New streaming TV service AT&T TV will be available nationwide by early 2020

AT&T has been slowly building a new streaming TV service, AT&T TV, and the product is still in the testing phase. But AT&T expects it will ramp up quickly after launch.

AT&T said AT&T TV will launch in select markets by the end of the third quarter before expanding to nationwide availability in early 2020.

For AT&T, the service is not so much about replacing DirecTV satellite service but creating new addressable markets while reducing customer acquisition costs related to satellite dish installations and service setup. Last month, AT&T CEO Randall Stephenson said the lower customer acquisition costs will allow AT&T to offset rising programming costs so it can decrease price points for AT&T TV. For example, he pointed toward AT&T’s current carriage dispute with Nexstar Media, which he said asked for a 100% increase in broadcast television retransmission fees in its initial renewal offer.

“We’ve got to find a way to get the cost curve down on this product so we can keep people into the product for a longer term basis,” Stephenson said.

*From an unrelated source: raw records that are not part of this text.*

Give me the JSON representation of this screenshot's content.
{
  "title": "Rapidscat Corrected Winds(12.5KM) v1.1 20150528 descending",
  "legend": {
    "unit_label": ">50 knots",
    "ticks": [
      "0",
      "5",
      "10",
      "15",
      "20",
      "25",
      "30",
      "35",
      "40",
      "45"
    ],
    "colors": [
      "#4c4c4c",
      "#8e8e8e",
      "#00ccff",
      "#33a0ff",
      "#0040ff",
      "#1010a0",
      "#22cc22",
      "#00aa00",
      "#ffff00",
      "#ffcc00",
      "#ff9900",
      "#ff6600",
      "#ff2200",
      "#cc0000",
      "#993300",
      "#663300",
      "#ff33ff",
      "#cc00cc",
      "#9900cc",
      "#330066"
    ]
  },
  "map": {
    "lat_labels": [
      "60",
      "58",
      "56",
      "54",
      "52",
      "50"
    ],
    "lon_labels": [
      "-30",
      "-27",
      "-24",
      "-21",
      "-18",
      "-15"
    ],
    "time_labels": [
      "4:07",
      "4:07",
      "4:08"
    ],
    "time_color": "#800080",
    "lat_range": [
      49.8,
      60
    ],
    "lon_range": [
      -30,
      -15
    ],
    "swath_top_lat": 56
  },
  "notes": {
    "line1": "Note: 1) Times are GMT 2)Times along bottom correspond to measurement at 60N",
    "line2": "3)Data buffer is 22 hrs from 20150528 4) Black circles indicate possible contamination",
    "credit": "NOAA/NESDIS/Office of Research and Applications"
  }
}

RELATED: AT&T changes DirecTV Now to AT&T TV Now

AT&T is pitching AT&T TV as an improved user experience with a modern user interface, better search capabilities and in-app support. The company is also testing a proprietary Android TV set-top box that will accompany the service.

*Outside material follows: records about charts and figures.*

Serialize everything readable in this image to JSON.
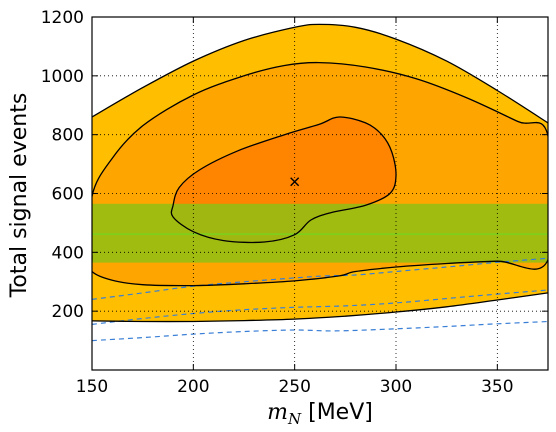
{
  "chart_data": {
    "type": "contour",
    "ylabel": "Total signal events",
    "xlabel_symbol": "m",
    "xlabel_subscript": "N",
    "xlabel_unit": " [MeV]",
    "xlim": [
      150,
      375
    ],
    "ylim": [
      0,
      1200
    ],
    "x_ticks": [
      150,
      200,
      250,
      300,
      350
    ],
    "y_ticks": [
      200,
      400,
      600,
      800,
      1000,
      1200
    ],
    "grid": true,
    "best_fit": {
      "x": 250,
      "y": 640,
      "marker": "x"
    },
    "colors": {
      "outer": "#ffbf00",
      "middle": "#ffa500",
      "inner": "#ff8400",
      "band": "#8fbf14",
      "band_center": "#7ad11e",
      "dashed": "#3a7fd6"
    },
    "band": {
      "y_low": 365,
      "y_high": 565,
      "y_center": 462
    },
    "contours": [
      {
        "name": "outer",
        "upper": [
          [
            150,
            860
          ],
          [
            175,
            960
          ],
          [
            200,
            1050
          ],
          [
            225,
            1120
          ],
          [
            250,
            1165
          ],
          [
            262,
            1175
          ],
          [
            280,
            1165
          ],
          [
            300,
            1125
          ],
          [
            325,
            1050
          ],
          [
            350,
            950
          ],
          [
            375,
            840
          ]
        ],
        "lower": [
          [
            375,
            262
          ],
          [
            350,
            238
          ],
          [
            325,
            215
          ],
          [
            300,
            197
          ],
          [
            275,
            183
          ],
          [
            250,
            173
          ],
          [
            225,
            168
          ],
          [
            200,
            165
          ],
          [
            175,
            165
          ],
          [
            150,
            167
          ]
        ]
      },
      {
        "name": "middle",
        "points": [
          [
            150,
            380
          ],
          [
            150,
            590
          ],
          [
            160,
            720
          ],
          [
            175,
            830
          ],
          [
            200,
            935
          ],
          [
            225,
            1000
          ],
          [
            245,
            1035
          ],
          [
            262,
            1045
          ],
          [
            285,
            1030
          ],
          [
            310,
            990
          ],
          [
            335,
            925
          ],
          [
            360,
            845
          ],
          [
            375,
            795
          ],
          [
            375,
            375
          ],
          [
            350,
            370
          ],
          [
            325,
            362
          ],
          [
            300,
            350
          ],
          [
            280,
            335
          ],
          [
            272,
            320
          ],
          [
            250,
            303
          ],
          [
            225,
            293
          ],
          [
            200,
            287
          ],
          [
            175,
            290
          ],
          [
            160,
            305
          ],
          [
            150,
            335
          ]
        ]
      },
      {
        "name": "inner",
        "points": [
          [
            190,
            560
          ],
          [
            193,
            620
          ],
          [
            203,
            680
          ],
          [
            222,
            745
          ],
          [
            245,
            800
          ],
          [
            262,
            835
          ],
          [
            272,
            860
          ],
          [
            285,
            840
          ],
          [
            293,
            800
          ],
          [
            298,
            740
          ],
          [
            300,
            660
          ],
          [
            297,
            600
          ],
          [
            285,
            560
          ],
          [
            268,
            535
          ],
          [
            258,
            510
          ],
          [
            250,
            460
          ],
          [
            235,
            435
          ],
          [
            215,
            440
          ],
          [
            200,
            470
          ],
          [
            190,
            520
          ]
        ]
      }
    ],
    "dashed_lines": [
      [
        [
          150,
          240
        ],
        [
          175,
          262
        ],
        [
          200,
          285
        ],
        [
          225,
          300
        ],
        [
          250,
          313
        ],
        [
          265,
          320
        ],
        [
          280,
          323
        ],
        [
          300,
          335
        ],
        [
          325,
          350
        ],
        [
          350,
          366
        ],
        [
          375,
          380
        ]
      ],
      [
        [
          150,
          155
        ],
        [
          175,
          175
        ],
        [
          200,
          192
        ],
        [
          225,
          205
        ],
        [
          250,
          213
        ],
        [
          275,
          218
        ],
        [
          300,
          228
        ],
        [
          325,
          243
        ],
        [
          350,
          258
        ],
        [
          375,
          272
        ]
      ],
      [
        [
          150,
          100
        ],
        [
          175,
          110
        ],
        [
          200,
          122
        ],
        [
          225,
          131
        ],
        [
          250,
          136
        ],
        [
          270,
          133
        ],
        [
          300,
          140
        ],
        [
          325,
          148
        ],
        [
          350,
          157
        ],
        [
          375,
          165
        ]
      ]
    ]
  }
}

For continuity sake, AT&T is changing the name of DirecTV Now, one of its other multichannel streaming services, to AT&T TV Now. But the name change could also be aimed toward delineating (and maybe disassociating) AT&T’s streaming TV operations from its struggling satellite TV business.

DirecTV contributed to AT&T losing 778,000 traditional TV subscribers in the second quarter. The company attributed those elevated losses to increased churn resulting from DirecTV customers coming off two-year promotional price locks. The company said that the amount of traditional pay TV subscribers on promo pricing declined by 600,000 during the second quarter, leaving another 1 million still on promo pricing. AT&T said that means video subscriber churn will remain high throughout the rest of 2019.